Liam Rosenior dachte vermutlich, er hätte nach seinem Wechsel vom Schwesterklub Stasbourg Zeit gehabt, sich in London als Chelsea-Trainer zu etablieren. 106 Tage später war das Chelsea-Abenteuer ein abgeschlossenes Kapitel. Der Londoner Klub entließ Rosenior nach sechs aufeinanderfolgenden Premier-League-Spielen mit einer Niederlage.
Berichten zufolge wurde erwartet, dass er aufgrund seines langen Vertrags mit Chelsea Anspruch auf eine erhebliche Auszahlung haben könnte. Es sieht jedoch so aus, als würde er nach seiner Entlassung keine 24 Millionen Pfund Entschädigung erhalten. Mit einem Vertrag bis 2032 steht der 41-Jährige vor einer sicheren finanziellen Zeit, doch nun wird berichtet, dass das Chelsea-Management Rosenior mitgeteilt hat, dass er keine volle Entschädigung erhalten wird.

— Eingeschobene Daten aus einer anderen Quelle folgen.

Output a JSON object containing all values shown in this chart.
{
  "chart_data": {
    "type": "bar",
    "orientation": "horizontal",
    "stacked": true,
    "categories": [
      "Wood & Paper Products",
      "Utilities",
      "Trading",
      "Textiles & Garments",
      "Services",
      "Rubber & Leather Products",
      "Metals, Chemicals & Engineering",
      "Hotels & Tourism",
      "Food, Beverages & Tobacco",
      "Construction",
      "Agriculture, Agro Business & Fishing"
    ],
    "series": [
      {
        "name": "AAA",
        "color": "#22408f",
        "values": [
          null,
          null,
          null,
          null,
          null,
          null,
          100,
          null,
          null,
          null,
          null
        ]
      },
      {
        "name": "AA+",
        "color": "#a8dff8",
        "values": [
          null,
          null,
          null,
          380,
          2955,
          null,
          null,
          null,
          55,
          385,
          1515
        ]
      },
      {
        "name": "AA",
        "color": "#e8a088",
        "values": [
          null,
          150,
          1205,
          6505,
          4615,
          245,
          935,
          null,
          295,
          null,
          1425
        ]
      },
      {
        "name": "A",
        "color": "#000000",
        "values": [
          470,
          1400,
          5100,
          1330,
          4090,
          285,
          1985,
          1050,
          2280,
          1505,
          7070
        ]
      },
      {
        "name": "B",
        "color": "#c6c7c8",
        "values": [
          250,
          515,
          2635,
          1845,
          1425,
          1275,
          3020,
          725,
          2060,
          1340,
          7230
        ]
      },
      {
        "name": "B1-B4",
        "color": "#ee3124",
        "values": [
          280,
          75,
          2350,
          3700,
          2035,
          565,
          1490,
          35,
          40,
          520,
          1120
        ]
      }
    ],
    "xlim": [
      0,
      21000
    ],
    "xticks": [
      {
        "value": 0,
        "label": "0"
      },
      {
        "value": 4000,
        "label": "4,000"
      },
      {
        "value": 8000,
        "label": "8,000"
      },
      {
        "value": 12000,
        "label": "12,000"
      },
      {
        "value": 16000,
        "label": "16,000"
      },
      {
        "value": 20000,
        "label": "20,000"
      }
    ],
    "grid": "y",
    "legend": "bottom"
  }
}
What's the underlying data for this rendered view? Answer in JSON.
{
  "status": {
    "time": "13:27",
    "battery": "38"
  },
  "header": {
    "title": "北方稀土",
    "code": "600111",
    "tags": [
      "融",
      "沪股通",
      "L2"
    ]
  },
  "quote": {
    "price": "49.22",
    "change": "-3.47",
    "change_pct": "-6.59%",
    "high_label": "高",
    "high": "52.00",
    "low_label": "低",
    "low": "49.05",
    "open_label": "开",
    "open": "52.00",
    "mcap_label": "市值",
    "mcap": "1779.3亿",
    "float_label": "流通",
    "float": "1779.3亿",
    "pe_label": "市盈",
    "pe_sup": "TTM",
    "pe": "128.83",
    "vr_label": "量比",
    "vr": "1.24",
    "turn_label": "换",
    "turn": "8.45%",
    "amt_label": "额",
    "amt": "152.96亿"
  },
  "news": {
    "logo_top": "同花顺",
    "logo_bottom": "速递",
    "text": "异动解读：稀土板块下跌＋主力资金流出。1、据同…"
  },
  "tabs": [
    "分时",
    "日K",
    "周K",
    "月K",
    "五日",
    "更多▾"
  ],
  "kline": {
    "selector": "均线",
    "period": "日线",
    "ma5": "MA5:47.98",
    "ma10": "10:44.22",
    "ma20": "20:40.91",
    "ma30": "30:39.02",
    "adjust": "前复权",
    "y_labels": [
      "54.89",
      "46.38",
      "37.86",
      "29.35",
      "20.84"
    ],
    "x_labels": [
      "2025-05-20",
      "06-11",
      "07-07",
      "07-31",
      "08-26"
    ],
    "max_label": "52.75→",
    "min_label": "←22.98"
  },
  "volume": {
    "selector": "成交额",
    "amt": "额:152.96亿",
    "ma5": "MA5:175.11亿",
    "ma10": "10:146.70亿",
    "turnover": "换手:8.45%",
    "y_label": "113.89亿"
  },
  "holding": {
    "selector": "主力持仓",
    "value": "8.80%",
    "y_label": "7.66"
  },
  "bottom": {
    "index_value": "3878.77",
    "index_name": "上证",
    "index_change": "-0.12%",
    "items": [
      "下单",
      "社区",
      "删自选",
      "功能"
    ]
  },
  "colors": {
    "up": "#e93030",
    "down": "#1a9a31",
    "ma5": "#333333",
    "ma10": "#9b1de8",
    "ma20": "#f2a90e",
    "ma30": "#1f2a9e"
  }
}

LESEN: Erster Tottenham-Spieler bereitet sich auf den Ausscheiden vor
Laut BBC hat der Verein Rosenior mitgeteilt, dass er für den Rest seines sechseinhalbjährigen Vertrags nicht die volle Zahlung erhalten wird, ein Vertrag, der vermutlich etwa 4 Millionen Pfund pro Jahr wert war. Man könnte annehmen, dass der Rest seines Vertrags mit insgesamt 24 Millionen Pfund abbezahlt worden wäre, aber es wird verstanden, dass die Entschädigung deutlich niedriger als dieser Betrag wäre.
Die Gesamtsumme dieser Vergütung wird erst verfügbar sein, wenn die nächsten Finanzberichte von Chelsea im nächsten Jahr veröffentlicht werden, wenn einmalige Kosten für Entlassungen von Managern üblicherweise auf der Regierungswebsite Companies House veröffentlicht werden.
Lesen Sie über englische Klubs: Manchester United bereit, einen riesigen Deal zu bestätigen
Rosenior verlässt Chelsea als reicher Mann, weil er “den Job nicht macht”, muss sich aber offenbar mit einer niedrigeren Vergütung zufriedengeben, als es die Gehaltsvereinbarung vermuten lässt. Wir vermuten, dass Chelseas Anwaltsteam auf dieses Szenario vorbereitet war.